You see, running the ball is the safest way to move the chains and work your way toward the end zone. Passing teams put up a lot of points, but it's with a high risk method that's prone to break down under pressure. Passing teams also have trouble running the clock with a lead. Running teams can play defense with their offense just by taking time off the clock during their drives.
Which style of football would you trust most to avoid turnovers? Which style of football would you trust most with a lead and 10 minutes to go in the game?
*SPECIAL TEAMS CAN BE A TIE-BREAKER: We've all seen countless big games come down to special teams play. Both offenses are good, both defenses are good, and the straight up win and pointspread cover ends up coming down to which team properly executes field goals (or doesn't), and which team busts a long run on a kick return (or doesn't).

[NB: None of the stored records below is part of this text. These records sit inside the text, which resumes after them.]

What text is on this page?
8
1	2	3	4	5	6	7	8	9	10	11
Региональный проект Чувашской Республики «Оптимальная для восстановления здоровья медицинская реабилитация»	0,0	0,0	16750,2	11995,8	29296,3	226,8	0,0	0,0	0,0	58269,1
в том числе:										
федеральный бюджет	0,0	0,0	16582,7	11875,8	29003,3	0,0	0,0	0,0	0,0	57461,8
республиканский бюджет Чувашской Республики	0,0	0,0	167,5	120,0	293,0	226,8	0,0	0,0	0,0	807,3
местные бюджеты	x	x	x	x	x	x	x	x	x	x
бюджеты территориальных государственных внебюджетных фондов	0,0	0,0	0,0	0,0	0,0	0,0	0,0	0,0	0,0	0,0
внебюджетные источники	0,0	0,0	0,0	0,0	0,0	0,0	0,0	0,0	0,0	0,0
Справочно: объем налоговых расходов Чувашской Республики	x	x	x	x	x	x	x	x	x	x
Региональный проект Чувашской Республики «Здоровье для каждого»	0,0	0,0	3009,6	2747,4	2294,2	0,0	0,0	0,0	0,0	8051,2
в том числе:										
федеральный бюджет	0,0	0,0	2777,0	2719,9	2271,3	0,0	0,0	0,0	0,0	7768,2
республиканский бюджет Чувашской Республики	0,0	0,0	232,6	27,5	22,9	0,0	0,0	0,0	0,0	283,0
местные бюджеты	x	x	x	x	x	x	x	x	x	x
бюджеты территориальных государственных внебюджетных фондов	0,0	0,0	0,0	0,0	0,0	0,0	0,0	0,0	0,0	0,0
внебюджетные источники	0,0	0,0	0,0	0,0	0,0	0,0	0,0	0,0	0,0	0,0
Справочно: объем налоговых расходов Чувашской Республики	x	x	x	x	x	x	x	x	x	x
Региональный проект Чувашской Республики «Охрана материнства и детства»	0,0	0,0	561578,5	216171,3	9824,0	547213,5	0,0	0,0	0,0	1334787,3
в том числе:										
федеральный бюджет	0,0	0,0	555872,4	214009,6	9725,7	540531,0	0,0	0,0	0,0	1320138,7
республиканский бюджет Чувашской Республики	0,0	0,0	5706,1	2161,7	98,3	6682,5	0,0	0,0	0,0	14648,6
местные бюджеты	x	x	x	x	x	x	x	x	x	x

The day after Thanksgiving, LSU and Arkansas were about equally productive on offense in their SEC matchup. LSU won and covered thanks to a kick return TD. We're may see at least one conference championship decided in similar fashion. Be sure you know which teams have confidence in their field goal kicker and which teams have the kind of athletes that can bust a long return.
*STUDY WHAT EACH TEAM HAS DONE VERSUS BOWL CALIBER OPPOSITION: It's very important that stat handicappers look at the right numbers when evaluating a conference championship game. You can't be swayed by how impressive some teams were when they blew out patsies. This is the one thing that tricks the public more than anything.
Team A will call off the dogs with a 30-point lead.
Team B will call off the dogs with a 40-point lead.
The public will decide that Team B is the better team, even though the teams are basically even. In championship games, and in bowl games down the road, there are a lot of games matching teams who are basically even. They don't have even stats because of how their coaches handle blowouts, or because one team has better backups in garbage time. This doesn't matter when it's starters versus starters with a trophy at stake.
Keep this statistical pollution out of your analysis by focusing on how the teams have done against bowl caliber opposition.
*LOOK AT STYLES OF PLAY WHEN PICKING TOTALS: When championships are on the line, styles of play tend to magnify each other. Two up tempo teams will get into very high scoring shootouts. Two run-based defensive teams will get into very low scoring wars. The Vegas totals tend to underestimate things on the extremes. They'll post high totals in the shootouts, but they'll still be too low by 10-14 points. They'll post low totals in the wrestling matches, but they'll still be too high by 10-14 points.
See if you can uncover some winning possibilities along these lines with Over/Unders in the upcoming championship games.
When it comes to handicapping the most important college football matchups, the bottom line is this: America's smash mouth handicapper is telling you that smash mouth football wins championships!